HTTP/2 and HTTP/3 specs define an advisory SETTINGS_MAX_HEADER_LIST_SIZE setting:

This advisory setting informs a peer of the maximum field section size that the sender is prepared to accept, in units of octets. The value is based on the uncompressed size of field lines, including the length of the name and value in units of octets plus an overhead of 32 octets for each field line.

An endpoint can use the SETTINGS_MAX_HEADER_LIST_SIZE to advise peers of limits that might apply on the size of uncompressed field blocks. This setting is only advisory, so endpoints MAY choose to send field blocks that exceed this limit and risk the request or response being treated as malformed

So while HttpClient isn't violating the spec by not enforcing this limit, we could play nicer here.

The fact that we're not enforcing the limit leads to situations that can be very difficult to debug. The server is free to close the connection in situations where it receives too many header bytes. On HttpClient's side, we're then forced to fail all the requests that are being multiplexed over that connection and report a non-helpful exception, while logging on the server may not even indicate that any such offending request was received.
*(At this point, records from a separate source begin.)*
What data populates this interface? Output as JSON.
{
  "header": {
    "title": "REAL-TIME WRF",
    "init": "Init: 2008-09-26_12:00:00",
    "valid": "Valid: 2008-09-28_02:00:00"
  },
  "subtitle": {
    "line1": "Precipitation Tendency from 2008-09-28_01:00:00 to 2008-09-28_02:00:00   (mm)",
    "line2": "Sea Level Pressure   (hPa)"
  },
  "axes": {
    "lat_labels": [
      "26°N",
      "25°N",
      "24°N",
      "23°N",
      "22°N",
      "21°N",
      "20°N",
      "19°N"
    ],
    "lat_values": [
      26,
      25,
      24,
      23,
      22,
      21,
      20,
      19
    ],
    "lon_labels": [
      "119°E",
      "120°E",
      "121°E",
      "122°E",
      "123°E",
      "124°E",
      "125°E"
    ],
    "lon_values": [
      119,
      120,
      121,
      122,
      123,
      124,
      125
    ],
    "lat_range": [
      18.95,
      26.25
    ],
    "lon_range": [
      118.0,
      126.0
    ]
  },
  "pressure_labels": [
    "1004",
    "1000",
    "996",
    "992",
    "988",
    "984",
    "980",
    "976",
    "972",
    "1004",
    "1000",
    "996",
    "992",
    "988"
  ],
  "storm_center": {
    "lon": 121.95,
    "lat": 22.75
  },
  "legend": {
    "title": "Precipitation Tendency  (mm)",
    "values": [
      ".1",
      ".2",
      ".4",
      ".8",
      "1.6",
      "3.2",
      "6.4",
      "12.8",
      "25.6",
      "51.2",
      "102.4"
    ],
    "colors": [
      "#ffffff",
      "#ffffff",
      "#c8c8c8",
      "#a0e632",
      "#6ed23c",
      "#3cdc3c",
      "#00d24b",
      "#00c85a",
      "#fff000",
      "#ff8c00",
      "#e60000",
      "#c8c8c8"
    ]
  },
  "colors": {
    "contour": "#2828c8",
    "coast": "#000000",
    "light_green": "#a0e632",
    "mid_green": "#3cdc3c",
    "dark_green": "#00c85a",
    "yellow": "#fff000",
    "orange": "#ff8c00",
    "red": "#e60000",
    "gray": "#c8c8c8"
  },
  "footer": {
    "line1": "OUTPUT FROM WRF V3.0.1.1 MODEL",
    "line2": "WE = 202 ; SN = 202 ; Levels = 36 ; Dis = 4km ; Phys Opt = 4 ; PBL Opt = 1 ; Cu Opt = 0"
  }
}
System.Net.Http.HttpRequestException: An error occurred while sending the request.
System.IO.IOException: The request was aborted.
System.IO.IOException: The response ended prematurely while waiting for the next frame from the server.
    at System.Net.Http.Http2Connection.<ReadFrameAsync>g__ThrowMissingFrame|57_1()   
    at System.Net.Http.Http2Connection.ReadFrameAsync(Boolean initialFrame)  
    at System.Net.Http.Http2Connection.ProcessIncomingFramesAsync()   
    --- End of inner exception stack trace ---
    at System.Net.Http.Http2Connection.ThrowRequestAborted(Exception innerException)
    at System.Net.Http.Http2Connection.Http2Stream.CheckResponseBodyState() 
    at System.Net.Http.Http2Connection.Http2Stream.TryEnsureHeaders()
    at System.Net.Http.Http2Connection.Http2Stream.ReadResponseHeadersAsync(CancellationToken cancellationToken)

I believe that HttpClient should enforce this setting if the server announced it. We should do so by failing the request before we send any data from that request on the shared connection.